If the width of rectangle ABCD is 8 cm and the length of diagonal line AC is 14, find the length of rectangle ABCD. A2 + b2 = c2. 64+ b2 =196. square root of b2 = square root of 132. B =2square of 33. L = ?

L=B

To find the length of rectangle ABCD, we need to use the Pythagorean theorem, which states that in a right triangle, the square of the length of the hypotenuse (the longest side) is equal to the sum of the squares of the other two sides.

In this case, we can consider rectangle ABCD as a right triangle, with the width as one side (let's call it a) and the length as the other side (let's call it b). The diagonal line AC acts as the hypotenuse (let's call it c).

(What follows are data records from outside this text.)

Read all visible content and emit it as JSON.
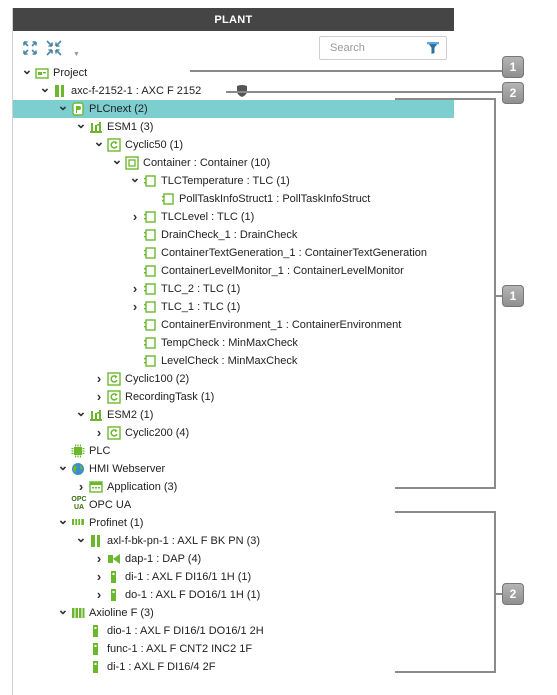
{
  "panel": {
    "title": "PLANT",
    "toolbar": {
      "expand_all_icon": "expand-all-icon",
      "collapse_all_icon": "collapse-all-icon",
      "search_placeholder": "Search",
      "filter_icon": "filter-icon"
    }
  },
  "tree": [
    {
      "id": "project",
      "label": "Project",
      "expander": "expanded",
      "icon": "project-icon"
    },
    {
      "id": "controller",
      "label": "axc-f-2152-1 : AXC F 2152",
      "expander": "expanded",
      "icon": "controller-icon",
      "shield_icon": "shield-icon"
    },
    {
      "id": "plcnext",
      "label": "PLCnext (2)",
      "expander": "expanded",
      "icon": "plcnext-icon",
      "selected": true
    },
    {
      "id": "esm1",
      "label": "ESM1 (3)",
      "expander": "expanded",
      "icon": "esm-icon"
    },
    {
      "id": "cyclic50",
      "label": "Cyclic50 (1)",
      "expander": "expanded",
      "icon": "task-icon"
    },
    {
      "id": "container",
      "label": "Container : Container (10)",
      "expander": "expanded",
      "icon": "container-icon"
    },
    {
      "id": "tlctemperature",
      "label": "TLCTemperature : TLC (1)",
      "expander": "expanded",
      "icon": "program-icon"
    },
    {
      "id": "polltask",
      "label": "PollTaskInfoStruct1 : PollTaskInfoStruct",
      "expander": "none",
      "icon": "program-icon"
    },
    {
      "id": "tlclevel",
      "label": "TLCLevel : TLC (1)",
      "expander": "collapsed",
      "icon": "program-icon"
    },
    {
      "id": "draincheck",
      "label": "DrainCheck_1 : DrainCheck",
      "expander": "none",
      "icon": "program-icon"
    },
    {
      "id": "containertextgeneration",
      "label": "ContainerTextGeneration_1 : ContainerTextGeneration",
      "expander": "none",
      "icon": "program-icon"
    },
    {
      "id": "containerlevelmonitor",
      "label": "ContainerLevelMonitor_1 : ContainerLevelMonitor",
      "expander": "none",
      "icon": "program-icon"
    },
    {
      "id": "tlc2",
      "label": "TLC_2 : TLC (1)",
      "expander": "collapsed",
      "icon": "program-icon"
    },
    {
      "id": "tlc1",
      "label": "TLC_1 : TLC (1)",
      "expander": "collapsed",
      "icon": "program-icon"
    },
    {
      "id": "containerenvironment",
      "label": "ContainerEnvironment_1 : ContainerEnvironment",
      "expander": "none",
      "icon": "program-icon"
    },
    {
      "id": "tempcheck",
      "label": "TempCheck : MinMaxCheck",
      "expander": "none",
      "icon": "program-icon"
    },
    {
      "id": "levelcheck",
      "label": "LevelCheck : MinMaxCheck",
      "expander": "none",
      "icon": "program-icon"
    },
    {
      "id": "cyclic100",
      "label": "Cyclic100 (2)",
      "expander": "collapsed",
      "icon": "task-icon"
    },
    {
      "id": "recordingtask",
      "label": "RecordingTask (1)",
      "expander": "collapsed",
      "icon": "task-icon"
    },
    {
      "id": "esm2",
      "label": "ESM2 (1)",
      "expander": "expanded",
      "icon": "esm-icon"
    },
    {
      "id": "cyclic200",
      "label": "Cyclic200 (4)",
      "expander": "collapsed",
      "icon": "task-icon"
    },
    {
      "id": "plc",
      "label": "PLC",
      "expander": "none",
      "icon": "plc-icon"
    },
    {
      "id": "hmiwebserver",
      "label": "HMI Webserver",
      "expander": "expanded",
      "icon": "globe-icon"
    },
    {
      "id": "application",
      "label": "Application (3)",
      "expander": "collapsed",
      "icon": "application-icon"
    },
    {
      "id": "opcua",
      "label": "OPC UA",
      "expander": "none",
      "icon": "opc-ua-icon",
      "icon_text": "OPC UA"
    },
    {
      "id": "profinet",
      "label": "Profinet (1)",
      "expander": "expanded",
      "icon": "profinet-icon"
    },
    {
      "id": "axlbkpn",
      "label": "axl-f-bk-pn-1 : AXL F BK PN (3)",
      "expander": "expanded",
      "icon": "bus-coupler-icon"
    },
    {
      "id": "dap1",
      "label": "dap-1 : DAP (4)",
      "expander": "collapsed",
      "icon": "dap-icon"
    },
    {
      "id": "di1",
      "label": "di-1 : AXL F DI16/1 1H (1)",
      "expander": "collapsed",
      "icon": "io-module-icon"
    },
    {
      "id": "do1",
      "label": "do-1 : AXL F DO16/1 1H (1)",
      "expander": "collapsed",
      "icon": "io-module-icon"
    },
    {
      "id": "axioline",
      "label": "Axioline F (3)",
      "expander": "expanded",
      "icon": "axioline-icon"
    },
    {
      "id": "dio1",
      "label": "dio-1 : AXL F DI16/1 DO16/1 2H",
      "expander": "none",
      "icon": "io-module-icon"
    },
    {
      "id": "func1",
      "label": "func-1 : AXL F CNT2 INC2 1F",
      "expander": "none",
      "icon": "io-module-icon"
    },
    {
      "id": "di1axl",
      "label": "di-1 : AXL F DI16/4 2F",
      "expander": "none",
      "icon": "io-module-icon"
    }
  ],
  "callouts": [
    "1",
    "2",
    "1",
    "2"
  ],
  "colors": {
    "header_bg": "#454545",
    "selection": "#7dcece",
    "icon_green": "#6bb82d",
    "callout_gray": "#9a9a9a"
  }
}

We know that the width (a) is given as 8 cm, and the diagonal line AC (c) is given as 14 cm.

So, using the Pythagorean theorem, we have:

a^2 + b^2 = c^2

Substituting the known values, we have:

8^2 + b^2 = 14^2

Simplifying this equation, we get:

64 + b^2 = 196

To isolate b^2 on one side of the equation, we can subtract 64 from both sides:

b^2 = 196 - 64

b^2 = 132

To find the value of b, we can take the square root of both sides:

√(b^2) = √132

b = √132

Now, to evaluate the value of √132, it comes out to be approximately 11.4891.

Therefore, the length of rectangle ABCD (b) is approximately 11.4891 cm.